8. Annotation Quick Reference
| Annotation | Where used | What it does |
|---|---|---|
@SpringBootApplication | Main class | Enables auto-configuration, component scan, and configuration support |
@RestController | Controller class | Marks as controller + serialises return values to JSON |
@RequestMapping | Class or method | Maps a URL prefix to the class (or full path to a method) |
@GetMapping | Method | Maps HTTP GET to the method |
@PostMapping | Method | Maps HTTP POST |
@PutMapping | Method | Maps HTTP PUT |
@DeleteMapping | Method | Maps HTTP DELETE |
@PathVariable | Parameter | Binds a URI template variable (e.g., {id}) to a method parameter |
@RequestBody | Parameter | Deserialises the JSON request body into a Java object |
@Valid | Parameter | Triggers Bean Validation on the bound object |
@Service | Class | Marks as a Spring-managed service bean |
@RestControllerAdvice | Class | Intercepts exceptions from all controllers and maps them to responses |
@ExceptionHandler | Method in advice | Maps a specific exception type to an HTTP response |
See Also
- Testing REST APIs with JUnit 6: MockMvc vs WebTestClient
- Master Java Bean Validation with Hibernate Validator 7
- Jackson ObjectMapper: The Complete Guide to Reading and Writing JSON in Java
- Java Collections Framework: Choosing the Right Data Structure
- Java Records: The Complete Guide to Immutable Data Classes
- Spring Data JPA: Complete Guide โ Repositories, Queries, and Projections
Conclusion
Spring Boot reduces REST API development to a small set of well-understood building blocks: a model, a service, a controller, and an exception handler.
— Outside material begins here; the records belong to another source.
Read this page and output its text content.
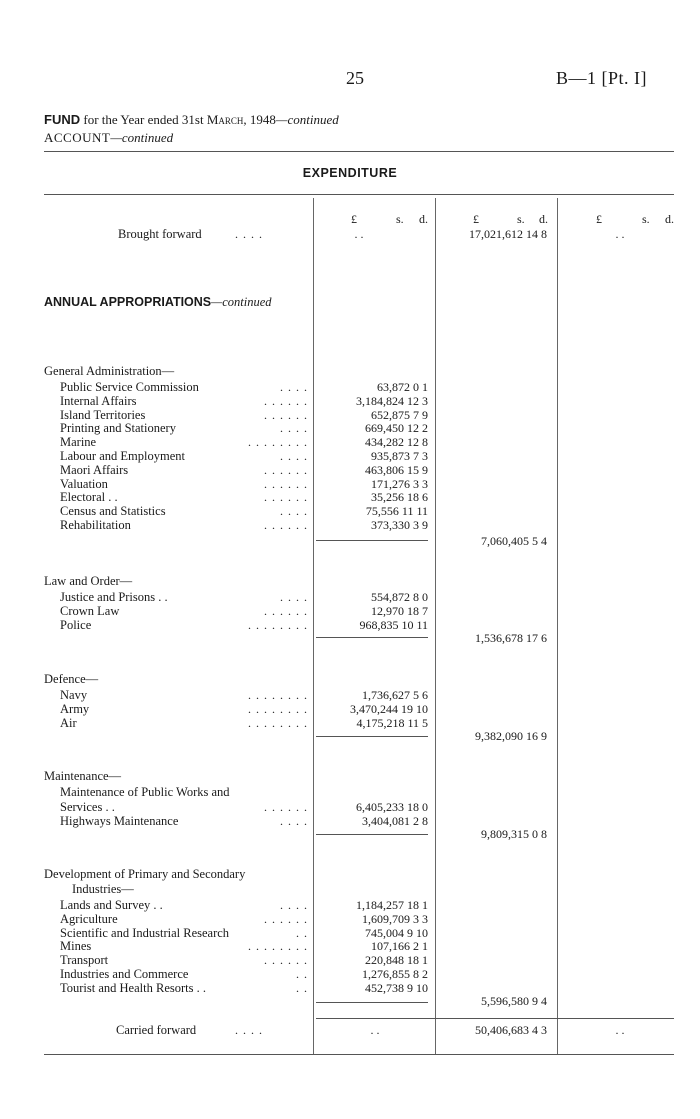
25	B—1 [Pt. I]
FUND for the Year ended 31st March, 1948—continued
ACCOUNT—continued
EXPENDITURE
£	s. d.	£	s. d.	£	s. d.
Brought forward	. . . .	. .	17,021,612 14 8	. .
ANNUAL APPROPRIATIONS—continued
General Administration—
Public Service Commission	. . . .	63,872 0 1
Internal Affairs	. . . . . .	3,184,824 12 3
Island Territories	. . . . . .	652,875 7 9
Printing and Stationery	. . . .	669,450 12 2
Marine	. . . . . . . .	434,282 12 8
Labour and Employment	. . . .	935,873 7 3
Maori Affairs	. . . . . .	463,806 15 9
Valuation	. . . . . .	171,276 3 3
Electoral . .	. . . . . .	35,256 18 6
Census and Statistics	. . . .	75,556 11 11
Rehabilitation	. . . . . .	373,330 3 9
7,060,405 5 4
Law and Order—
Justice and Prisons . .	. . . .	554,872 8 0
Crown Law	. . . . . .	12,970 18 7
Police	. . . . . . . .	968,835 10 11
1,536,678 17 6
Defence—
Navy	. . . . . . . .	1,736,627 5 6
Army	. . . . . . . .	3,470,244 19 10
Air	. . . . . . . .	4,175,218 11 5
9,382,090 16 9
Maintenance—
Maintenance of Public Works and
Services . .	. . . . . .	6,405,233 18 0
Highways Maintenance	. . . .	3,404,081 2 8
9,809,315 0 8
Development of Primary and Secondary
Industries—
Lands and Survey . .	. . . .	1,184,257 18 1
Agriculture	. . . . . .	1,609,709 3 3
Scientific and Industrial Research	. .	745,004 9 10
Mines	. . . . . . . .	107,166 2 1
Transport	. . . . . .	220,848 18 1
Industries and Commerce	. .	1,276,855 8 2
Tourist and Health Resorts . .	. .	452,738 9 10
5,596,580 9 4
Carried forward	. . . .	. .	50,406,683 4 3	. .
The framework handles serialisation, HTTP mapping, validation, and error formatting so you can focus entirely on domain logic. The structure shown here – separate packages per layer, constructor injection, global exception handling, and RFC 7807 error responses – scales from a tutorial project to a production microservice with minimal refactoring.